(Bloomberg) -- Without ever mentioning Donald Trump by name, former New Jersey Governor Chris Christie gave a stinging critique of the Republican Party the former president leads, saying it must focus on the truth and not conspiracy theories and false claims that the 2020 election was stolen.

“Pretending we won when we lost is a waste of time, and energy and credibility,” Christie said in a speech on Thursday at the Ronald Reagan Presidential Library in California, part of a speaker series on the future of the GOP.

Trump has refused to accept his loss to Joe Biden in last November’s presidential election, continuing to claim, falsely, that voter fraud set in motion by a Democratic conspiracy denied him a second term. In the wake of Trump’s accusations, Republican governors and legislatures in several states have enacted restrictions on voting.  

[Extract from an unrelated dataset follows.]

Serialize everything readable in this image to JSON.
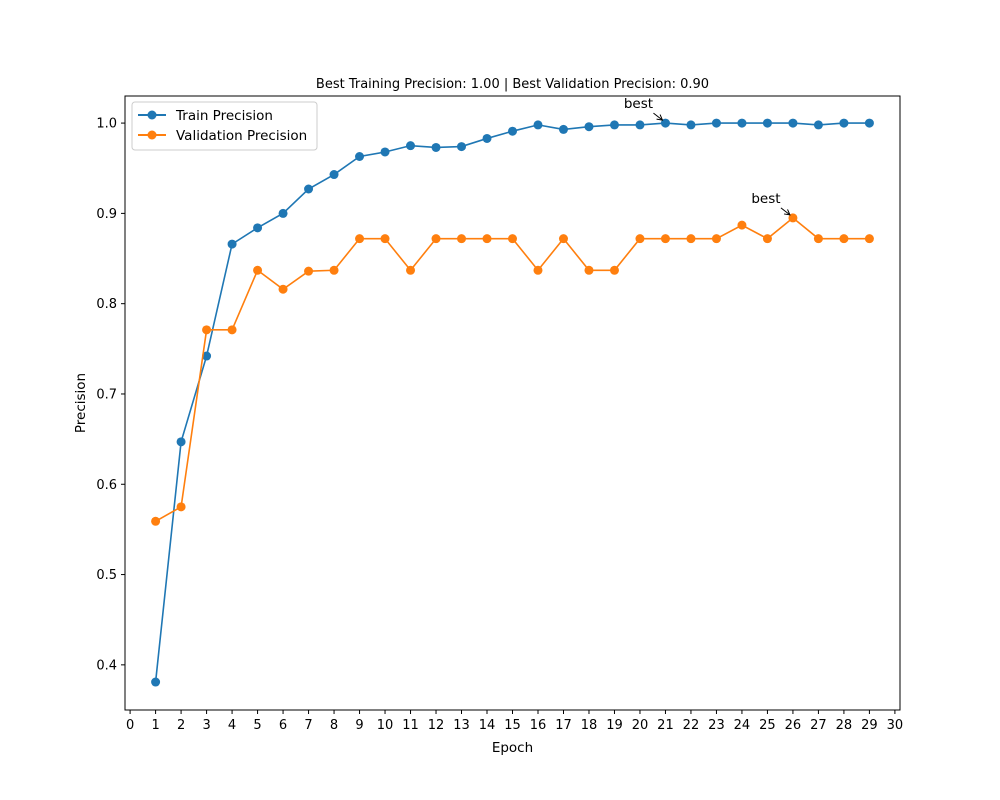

Christie, who ran unsuccessfully against Trump in 2016 and has said he wouldn’t rule out running again in 2024 even if the former president enters the race for the White House, as he has teased, said Republicans must “stop wallowing in the past” and “free ourselves from the quicksand of endless grievances.” 

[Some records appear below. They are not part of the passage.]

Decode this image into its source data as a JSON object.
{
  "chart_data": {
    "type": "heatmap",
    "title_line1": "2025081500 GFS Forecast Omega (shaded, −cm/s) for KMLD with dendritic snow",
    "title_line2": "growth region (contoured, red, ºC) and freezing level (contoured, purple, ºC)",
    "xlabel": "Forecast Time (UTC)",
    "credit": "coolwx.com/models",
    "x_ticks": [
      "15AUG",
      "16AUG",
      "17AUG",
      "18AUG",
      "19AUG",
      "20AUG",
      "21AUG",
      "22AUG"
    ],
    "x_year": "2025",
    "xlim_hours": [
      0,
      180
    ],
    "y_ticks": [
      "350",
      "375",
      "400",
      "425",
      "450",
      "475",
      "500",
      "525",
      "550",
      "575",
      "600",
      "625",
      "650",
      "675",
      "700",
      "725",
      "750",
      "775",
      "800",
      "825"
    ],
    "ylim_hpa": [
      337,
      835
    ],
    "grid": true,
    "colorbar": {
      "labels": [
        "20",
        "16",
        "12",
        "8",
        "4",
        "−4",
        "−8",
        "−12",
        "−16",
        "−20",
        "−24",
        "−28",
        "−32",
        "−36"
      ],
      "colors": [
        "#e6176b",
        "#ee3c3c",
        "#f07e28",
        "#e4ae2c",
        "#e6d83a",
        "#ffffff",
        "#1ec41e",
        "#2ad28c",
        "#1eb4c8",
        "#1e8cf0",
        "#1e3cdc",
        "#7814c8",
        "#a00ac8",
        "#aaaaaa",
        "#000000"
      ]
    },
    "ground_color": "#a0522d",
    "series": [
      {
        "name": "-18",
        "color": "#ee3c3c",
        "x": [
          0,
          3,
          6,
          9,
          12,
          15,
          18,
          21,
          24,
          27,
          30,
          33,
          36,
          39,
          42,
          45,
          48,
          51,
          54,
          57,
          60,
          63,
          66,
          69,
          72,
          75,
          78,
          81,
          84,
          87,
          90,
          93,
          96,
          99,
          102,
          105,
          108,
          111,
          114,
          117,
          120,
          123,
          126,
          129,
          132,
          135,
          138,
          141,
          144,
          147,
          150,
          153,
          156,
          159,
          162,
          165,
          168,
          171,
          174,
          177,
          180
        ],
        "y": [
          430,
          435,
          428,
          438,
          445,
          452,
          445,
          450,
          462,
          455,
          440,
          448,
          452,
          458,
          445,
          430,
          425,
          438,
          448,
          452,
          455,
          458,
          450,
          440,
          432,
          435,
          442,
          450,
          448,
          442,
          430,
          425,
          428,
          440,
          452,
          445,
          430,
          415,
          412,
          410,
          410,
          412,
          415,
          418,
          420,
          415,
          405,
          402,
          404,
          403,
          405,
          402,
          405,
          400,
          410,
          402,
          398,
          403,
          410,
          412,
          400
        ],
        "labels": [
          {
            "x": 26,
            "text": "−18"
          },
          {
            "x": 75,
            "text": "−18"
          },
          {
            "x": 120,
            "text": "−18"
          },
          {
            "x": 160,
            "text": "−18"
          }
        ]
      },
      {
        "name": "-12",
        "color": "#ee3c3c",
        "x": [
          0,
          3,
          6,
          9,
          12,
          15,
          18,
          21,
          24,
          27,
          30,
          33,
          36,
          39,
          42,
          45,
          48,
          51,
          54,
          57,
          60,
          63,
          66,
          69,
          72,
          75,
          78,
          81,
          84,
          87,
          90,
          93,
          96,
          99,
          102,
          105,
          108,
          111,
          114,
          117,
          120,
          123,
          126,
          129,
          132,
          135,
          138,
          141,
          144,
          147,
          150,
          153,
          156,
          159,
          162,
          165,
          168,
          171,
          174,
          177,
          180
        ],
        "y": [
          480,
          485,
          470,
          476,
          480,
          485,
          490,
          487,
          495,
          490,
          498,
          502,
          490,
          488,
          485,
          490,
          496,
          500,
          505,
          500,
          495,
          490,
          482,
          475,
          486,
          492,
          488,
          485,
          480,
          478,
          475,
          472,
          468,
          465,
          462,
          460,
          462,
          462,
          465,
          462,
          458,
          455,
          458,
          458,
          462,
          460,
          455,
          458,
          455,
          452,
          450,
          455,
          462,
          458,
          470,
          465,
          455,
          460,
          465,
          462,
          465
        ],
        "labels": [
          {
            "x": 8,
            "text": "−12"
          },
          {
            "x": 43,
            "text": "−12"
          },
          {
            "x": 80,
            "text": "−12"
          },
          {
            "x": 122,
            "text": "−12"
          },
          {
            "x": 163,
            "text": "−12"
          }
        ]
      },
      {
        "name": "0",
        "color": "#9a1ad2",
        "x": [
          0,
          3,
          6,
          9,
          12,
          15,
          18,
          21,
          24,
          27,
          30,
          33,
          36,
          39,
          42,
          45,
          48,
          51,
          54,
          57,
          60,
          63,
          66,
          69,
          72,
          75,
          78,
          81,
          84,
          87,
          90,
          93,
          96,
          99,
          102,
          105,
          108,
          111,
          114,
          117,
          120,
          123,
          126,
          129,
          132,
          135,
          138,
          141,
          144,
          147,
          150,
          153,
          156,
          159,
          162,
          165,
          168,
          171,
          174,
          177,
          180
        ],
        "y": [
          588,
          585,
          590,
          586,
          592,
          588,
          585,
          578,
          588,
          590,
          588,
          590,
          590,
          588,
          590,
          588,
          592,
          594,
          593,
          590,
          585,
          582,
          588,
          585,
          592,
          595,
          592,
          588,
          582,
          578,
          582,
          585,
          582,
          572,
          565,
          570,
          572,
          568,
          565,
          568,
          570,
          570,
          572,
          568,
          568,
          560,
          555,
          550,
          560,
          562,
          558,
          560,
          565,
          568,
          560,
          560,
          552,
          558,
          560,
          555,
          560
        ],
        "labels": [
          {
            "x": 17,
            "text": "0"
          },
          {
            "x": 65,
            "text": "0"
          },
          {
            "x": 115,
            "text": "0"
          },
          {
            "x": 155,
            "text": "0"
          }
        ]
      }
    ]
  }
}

Citing the struggle against the far-right John Birch Society by Reagan and the conservative editor and author William F. Buckley in the 1960s, Christie, a United States attorney before becoming governor, said the GOP must discredit extremists and conspiracy theories to offer credible alternatives to Democrats and win midterm elections in 2022 and the White House in 2024.

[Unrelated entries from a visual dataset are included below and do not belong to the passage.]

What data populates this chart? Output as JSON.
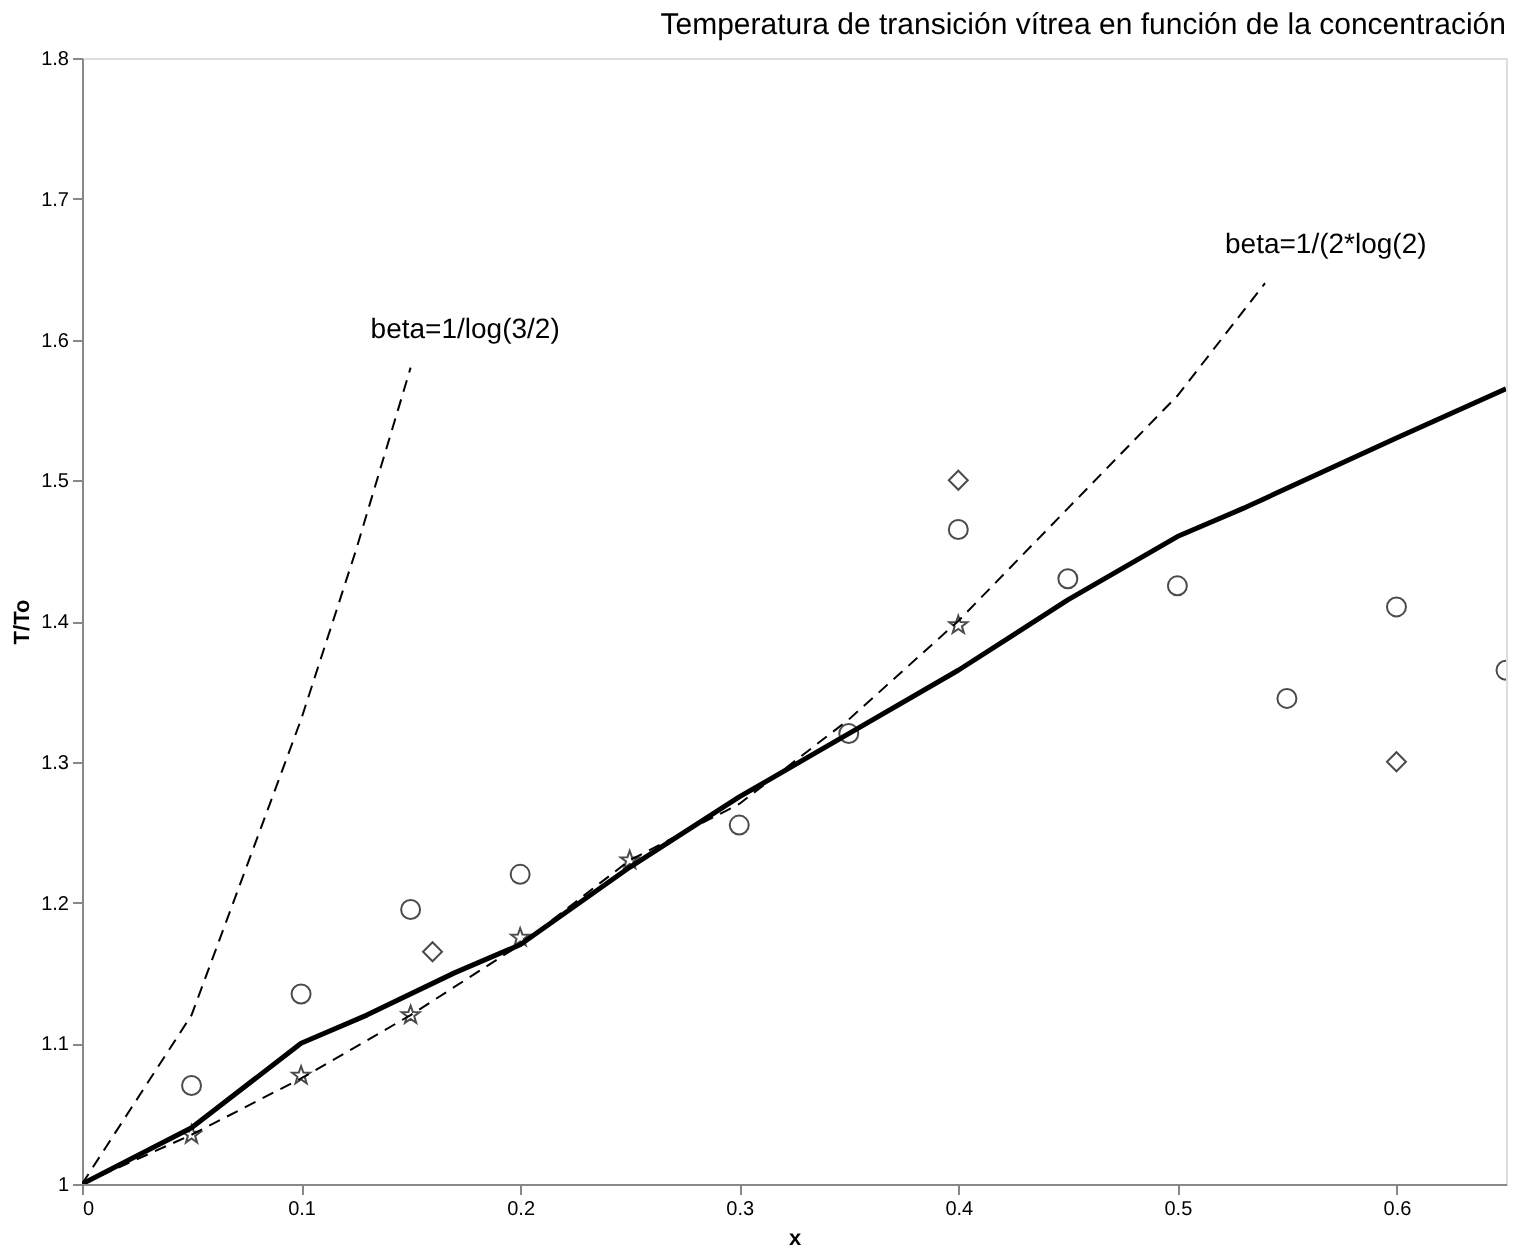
{
  "chart_data": {
    "type": "line",
    "title": "Temperatura de transición vítrea en función de la concentración",
    "xlabel": "x",
    "ylabel": "T/To",
    "xlim": [
      0,
      0.65
    ],
    "ylim": [
      1,
      1.8
    ],
    "xticks": [
      0,
      0.1,
      0.2,
      0.3,
      0.4,
      0.5,
      0.6
    ],
    "yticks": [
      1,
      1.1,
      1.2,
      1.3,
      1.4,
      1.5,
      1.6,
      1.7,
      1.8
    ],
    "grid": false,
    "series": [
      {
        "color": "#000000",
        "line_style": "solid",
        "marker": "none",
        "x": [
          0,
          0.05,
          0.1,
          0.13,
          0.17,
          0.2,
          0.25,
          0.3,
          0.35,
          0.4,
          0.45,
          0.5,
          0.53,
          0.6,
          0.65
        ],
        "values": [
          1.0,
          1.04,
          1.1,
          1.12,
          1.15,
          1.17,
          1.225,
          1.275,
          1.32,
          1.365,
          1.415,
          1.46,
          1.48,
          1.53,
          1.565
        ]
      },
      {
        "name": "beta=1/(2*log(2)",
        "color": "#000000",
        "line_style": "dashed",
        "marker": "none",
        "x": [
          0,
          0.05,
          0.1,
          0.15,
          0.2,
          0.25,
          0.3,
          0.35,
          0.4,
          0.45,
          0.5,
          0.54
        ],
        "values": [
          1.0,
          1.035,
          1.075,
          1.12,
          1.17,
          1.23,
          1.27,
          1.33,
          1.4,
          1.48,
          1.56,
          1.64
        ]
      },
      {
        "name": "beta=1/log(3/2)",
        "color": "#000000",
        "line_style": "dashed",
        "marker": "none",
        "x": [
          0,
          0.05,
          0.1,
          0.125,
          0.15
        ],
        "values": [
          1.0,
          1.12,
          1.33,
          1.45,
          1.58
        ]
      },
      {
        "type": "scatter",
        "color": "#000000",
        "marker": "star",
        "x": [
          0.05,
          0.1,
          0.15,
          0.2,
          0.25,
          0.4
        ],
        "values": [
          1.035,
          1.077,
          1.12,
          1.175,
          1.23,
          1.397
        ]
      },
      {
        "type": "scatter",
        "color": "#000000",
        "marker": "circle",
        "x": [
          0.05,
          0.1,
          0.15,
          0.2,
          0.3,
          0.35,
          0.4,
          0.45,
          0.5,
          0.55,
          0.6,
          0.65
        ],
        "values": [
          1.07,
          1.135,
          1.195,
          1.22,
          1.255,
          1.32,
          1.465,
          1.43,
          1.425,
          1.345,
          1.41,
          1.365
        ]
      },
      {
        "type": "scatter",
        "color": "#000000",
        "marker": "diamond",
        "x": [
          0.16,
          0.4,
          0.6
        ],
        "values": [
          1.165,
          1.5,
          1.3
        ]
      }
    ]
  }
}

“We need to renounce the conspiracy theorists and the truth deniers – the ones who know better, and the ones who are just plain nuts,” Christie said, singling out supporters of QAnon, a collection of groundless allegations that took hold during the Trump years.

The former New Jersey governor also decried what he described as the politics of getting support by saying “a bunch of things that aren’t true” and “bending to the will of any one person rather than advocating ideas for the good of all people” -- a veiled reference to Trump.

“No man, no woman, no matter what office they’ve held or wealth they’ve acquired, are worthy of blind faith or obedience,” Christie said.

Former House Speaker Paul Ryan spoke at the library in May as part of the speaker series and said the GOP needs to avoid culture wars and move beyond Trump. In his address at the library in June, former Vice President Mike Pence defended his acceptance of Electoral College votes cast for Biden on Jan. 6 against Trump’s wishes, saying he was proud to fulfill his duty.